La sera prima era stato restìo a parlarle, e attraverso tutti i silenzi aveva capito che cosa aveva fatto in quegli anni. Dopotutto era tipico di lui, se a diciassette anni era stato capace di partire alla ricerca degli Horcrux con pochissime informazioni, era ovvio che fosse andato a stanare gli assassini di Ginny. E li aveva trovati; le morti, le vite che era stato costretto a prendere erano visibili nelle occhiaie e nel tremolio delle mani.

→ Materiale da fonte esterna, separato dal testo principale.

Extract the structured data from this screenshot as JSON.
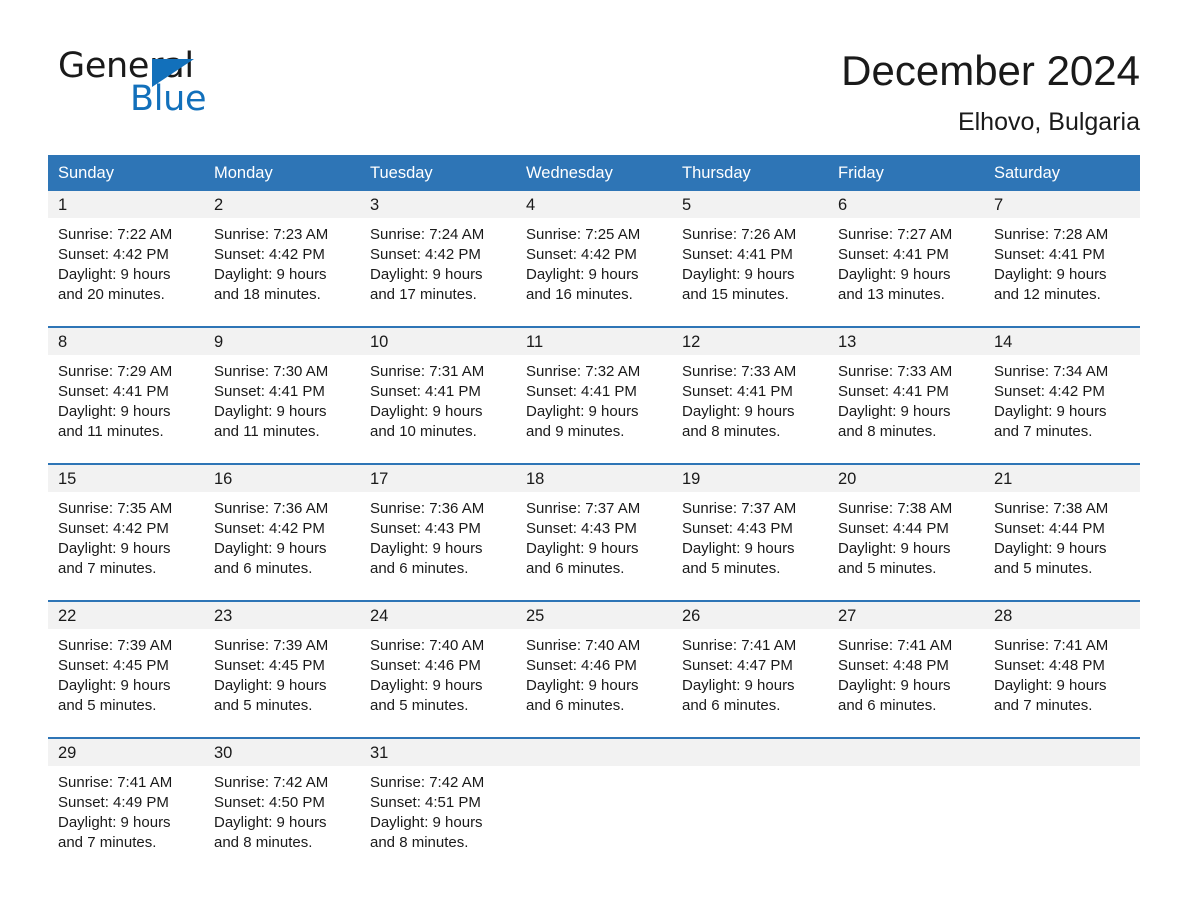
{
  "brand": {
    "name_part1": "General",
    "name_part2": "Blue",
    "triangle_color": "#1270bb"
  },
  "header": {
    "month_title": "December 2024",
    "location": "Elhovo, Bulgaria",
    "header_bg_color": "#2e75b6",
    "daynum_bg_color": "#f2f2f2"
  },
  "weekdays": [
    "Sunday",
    "Monday",
    "Tuesday",
    "Wednesday",
    "Thursday",
    "Friday",
    "Saturday"
  ],
  "weeks": [
    [
      {
        "day": "1",
        "sunrise": "Sunrise: 7:22 AM",
        "sunset": "Sunset: 4:42 PM",
        "daylight1": "Daylight: 9 hours",
        "daylight2": "and 20 minutes."
      },
      {
        "day": "2",
        "sunrise": "Sunrise: 7:23 AM",
        "sunset": "Sunset: 4:42 PM",
        "daylight1": "Daylight: 9 hours",
        "daylight2": "and 18 minutes."
      },
      {
        "day": "3",
        "sunrise": "Sunrise: 7:24 AM",
        "sunset": "Sunset: 4:42 PM",
        "daylight1": "Daylight: 9 hours",
        "daylight2": "and 17 minutes."
      },
      {
        "day": "4",
        "sunrise": "Sunrise: 7:25 AM",
        "sunset": "Sunset: 4:42 PM",
        "daylight1": "Daylight: 9 hours",
        "daylight2": "and 16 minutes."
      },
      {
        "day": "5",
        "sunrise": "Sunrise: 7:26 AM",
        "sunset": "Sunset: 4:41 PM",
        "daylight1": "Daylight: 9 hours",
        "daylight2": "and 15 minutes."
      },
      {
        "day": "6",
        "sunrise": "Sunrise: 7:27 AM",
        "sunset": "Sunset: 4:41 PM",
        "daylight1": "Daylight: 9 hours",
        "daylight2": "and 13 minutes."
      },
      {
        "day": "7",
        "sunrise": "Sunrise: 7:28 AM",
        "sunset": "Sunset: 4:41 PM",
        "daylight1": "Daylight: 9 hours",
        "daylight2": "and 12 minutes."
      }
    ],
    [
      {
        "day": "8",
        "sunrise": "Sunrise: 7:29 AM",
        "sunset": "Sunset: 4:41 PM",
        "daylight1": "Daylight: 9 hours",
        "daylight2": "and 11 minutes."
      },
      {
        "day": "9",
        "sunrise": "Sunrise: 7:30 AM",
        "sunset": "Sunset: 4:41 PM",
        "daylight1": "Daylight: 9 hours",
        "daylight2": "and 11 minutes."
      },
      {
        "day": "10",
        "sunrise": "Sunrise: 7:31 AM",
        "sunset": "Sunset: 4:41 PM",
        "daylight1": "Daylight: 9 hours",
        "daylight2": "and 10 minutes."
      },
      {
        "day": "11",
        "sunrise": "Sunrise: 7:32 AM",
        "sunset": "Sunset: 4:41 PM",
        "daylight1": "Daylight: 9 hours",
        "daylight2": "and 9 minutes."
      },
      {
        "day": "12",
        "sunrise": "Sunrise: 7:33 AM",
        "sunset": "Sunset: 4:41 PM",
        "daylight1": "Daylight: 9 hours",
        "daylight2": "and 8 minutes."
      },
      {
        "day": "13",
        "sunrise": "Sunrise: 7:33 AM",
        "sunset": "Sunset: 4:41 PM",
        "daylight1": "Daylight: 9 hours",
        "daylight2": "and 8 minutes."
      },
      {
        "day": "14",
        "sunrise": "Sunrise: 7:34 AM",
        "sunset": "Sunset: 4:42 PM",
        "daylight1": "Daylight: 9 hours",
        "daylight2": "and 7 minutes."
      }
    ],
    [
      {
        "day": "15",
        "sunrise": "Sunrise: 7:35 AM",
        "sunset": "Sunset: 4:42 PM",
        "daylight1": "Daylight: 9 hours",
        "daylight2": "and 7 minutes."
      },
      {
        "day": "16",
        "sunrise": "Sunrise: 7:36 AM",
        "sunset": "Sunset: 4:42 PM",
        "daylight1": "Daylight: 9 hours",
        "daylight2": "and 6 minutes."
      },
      {
        "day": "17",
        "sunrise": "Sunrise: 7:36 AM",
        "sunset": "Sunset: 4:43 PM",
        "daylight1": "Daylight: 9 hours",
        "daylight2": "and 6 minutes."
      },
      {
        "day": "18",
        "sunrise": "Sunrise: 7:37 AM",
        "sunset": "Sunset: 4:43 PM",
        "daylight1": "Daylight: 9 hours",
        "daylight2": "and 6 minutes."
      },
      {
        "day": "19",
        "sunrise": "Sunrise: 7:37 AM",
        "sunset": "Sunset: 4:43 PM",
        "daylight1": "Daylight: 9 hours",
        "daylight2": "and 5 minutes."
      },
      {
        "day": "20",
        "sunrise": "Sunrise: 7:38 AM",
        "sunset": "Sunset: 4:44 PM",
        "daylight1": "Daylight: 9 hours",
        "daylight2": "and 5 minutes."
      },
      {
        "day": "21",
        "sunrise": "Sunrise: 7:38 AM",
        "sunset": "Sunset: 4:44 PM",
        "daylight1": "Daylight: 9 hours",
        "daylight2": "and 5 minutes."
      }
    ],
    [
      {
        "day": "22",
        "sunrise": "Sunrise: 7:39 AM",
        "sunset": "Sunset: 4:45 PM",
        "daylight1": "Daylight: 9 hours",
        "daylight2": "and 5 minutes."
      },
      {
        "day": "23",
        "sunrise": "Sunrise: 7:39 AM",
        "sunset": "Sunset: 4:45 PM",
        "daylight1": "Daylight: 9 hours",
        "daylight2": "and 5 minutes."
      },
      {
        "day": "24",
        "sunrise": "Sunrise: 7:40 AM",
        "sunset": "Sunset: 4:46 PM",
        "daylight1": "Daylight: 9 hours",
        "daylight2": "and 5 minutes."
      },
      {
        "day": "25",
        "sunrise": "Sunrise: 7:40 AM",
        "sunset": "Sunset: 4:46 PM",
        "daylight1": "Daylight: 9 hours",
        "daylight2": "and 6 minutes."
      },
      {
        "day": "26",
        "sunrise": "Sunrise: 7:41 AM",
        "sunset": "Sunset: 4:47 PM",
        "daylight1": "Daylight: 9 hours",
        "daylight2": "and 6 minutes."
      },
      {
        "day": "27",
        "sunrise": "Sunrise: 7:41 AM",
        "sunset": "Sunset: 4:48 PM",
        "daylight1": "Daylight: 9 hours",
        "daylight2": "and 6 minutes."
      },
      {
        "day": "28",
        "sunrise": "Sunrise: 7:41 AM",
        "sunset": "Sunset: 4:48 PM",
        "daylight1": "Daylight: 9 hours",
        "daylight2": "and 7 minutes."
      }
    ],
    [
      {
        "day": "29",
        "sunrise": "Sunrise: 7:41 AM",
        "sunset": "Sunset: 4:49 PM",
        "daylight1": "Daylight: 9 hours",
        "daylight2": "and 7 minutes."
      },
      {
        "day": "30",
        "sunrise": "Sunrise: 7:42 AM",
        "sunset": "Sunset: 4:50 PM",
        "daylight1": "Daylight: 9 hours",
        "daylight2": "and 8 minutes."
      },
      {
        "day": "31",
        "sunrise": "Sunrise: 7:42 AM",
        "sunset": "Sunset: 4:51 PM",
        "daylight1": "Daylight: 9 hours",
        "daylight2": "and 8 minutes."
      },
      {
        "day": "",
        "sunrise": "",
        "sunset": "",
        "daylight1": "",
        "daylight2": ""
      },
      {
        "day": "",
        "sunrise": "",
        "sunset": "",
        "daylight1": "",
        "daylight2": ""
      },
      {
        "day": "",
        "sunrise": "",
        "sunset": "",
        "daylight1": "",
        "daylight2": ""
      },
      {
        "day": "",
        "sunrise": "",
        "sunset": "",
        "daylight1": "",
        "daylight2": ""
      }
    ]
  ]
}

Nonostante tutto, Harry aveva paura di quello che stava diventando, timoroso di andare troppo oltre e di smarrirsi. Non l'aveva mai fatto con Voldemort, perché c'erano i suoi migliori amici con lui, ma una volta rimasto solo, tutto il peso del presente gli era caduto addosso.
Cosa doveva fare? Rivolgersi agli Auror e aspettare? No, non l'avrebbe fatto; le mani gli prudevano perché desiderava trovarli subito, vendicarsi, torturarli. Non si sarebbe fermato mai, non finché la sua sete di giustizia si fosse placata.
Le sue labbra si erano stirate in un breve sorriso, prima di parlarle. "Buongiorno, Hermione."
"Buongiorno, Harry!" Si era alzata e messa a sedere sulle ginocchia, mentre con una mano aveva cominciato a stuzzicarlo. "Hai dormito bene, dormiglione?"
"Quando non russavi, sì!" Stava rischiando grosso, e infatti nascose la testa sotto le lenzuola.
"Come osi... brutto antipatico, non sei cambiato di una virgola." Si era abbassata prima di afferrare i lembi e tirare giù le lenzuola per svegliarlo definitivamente, trovandosi a pochi centimetri dal viso di Harry. Si tirò indietro come se avesse preso la scossa, e Harry le aveva rivolto uno sguardo confuso.
"Non mi dirai che sei imbarazzata..."
"Un pochino."
"Tranquilla, da domani ci sarai solo tu in questo letto" le rivelò, prima di alzarsi.
Hermione lo osservò, notando le varie cicatrici sul suo corpo e, senza volerlo, cominciò a seguirne una che partiva dalla spalla e gli attraversava il petto.
"Li hai uccisi, vero?"
L'espressione di Harry divenne funerea e per un attimo il cielo sembrò annuvolarsi. "Ne manca uno. L'ultimo e dopo sarò un uomo libero."
La mano di Hermione continuò a muoversi sul corpo di Harry. "E dopo resterai con me?" aveva chiesto timidamente.
Le rivolse uno sguardo che le fece quasi paura. "No. Non tornerò più."
Non seppe mai il vero motivo per cui lo fece, forse la rabbia accumulata per tanti anni o magari erano state le ultime parole a innescare qualcosa. Hermione schiaffeggiò Harry con una violenza che non credeva di possedere, prima di iniziare nuovamente a piangere.
"Me lo sono meritato, ma non cambierò idea. Infetto tutto, sono una piaga per te e per il mondo magico. Sarebbe stato meglio se fossi morto io al posto dei miei genitori."
"Hai ragione."
Harry si era aspettato di tutto, anche un pugno, ma non quelle due semplici parole. Barcollò e chinò la testa, pronto ad accettare tutto.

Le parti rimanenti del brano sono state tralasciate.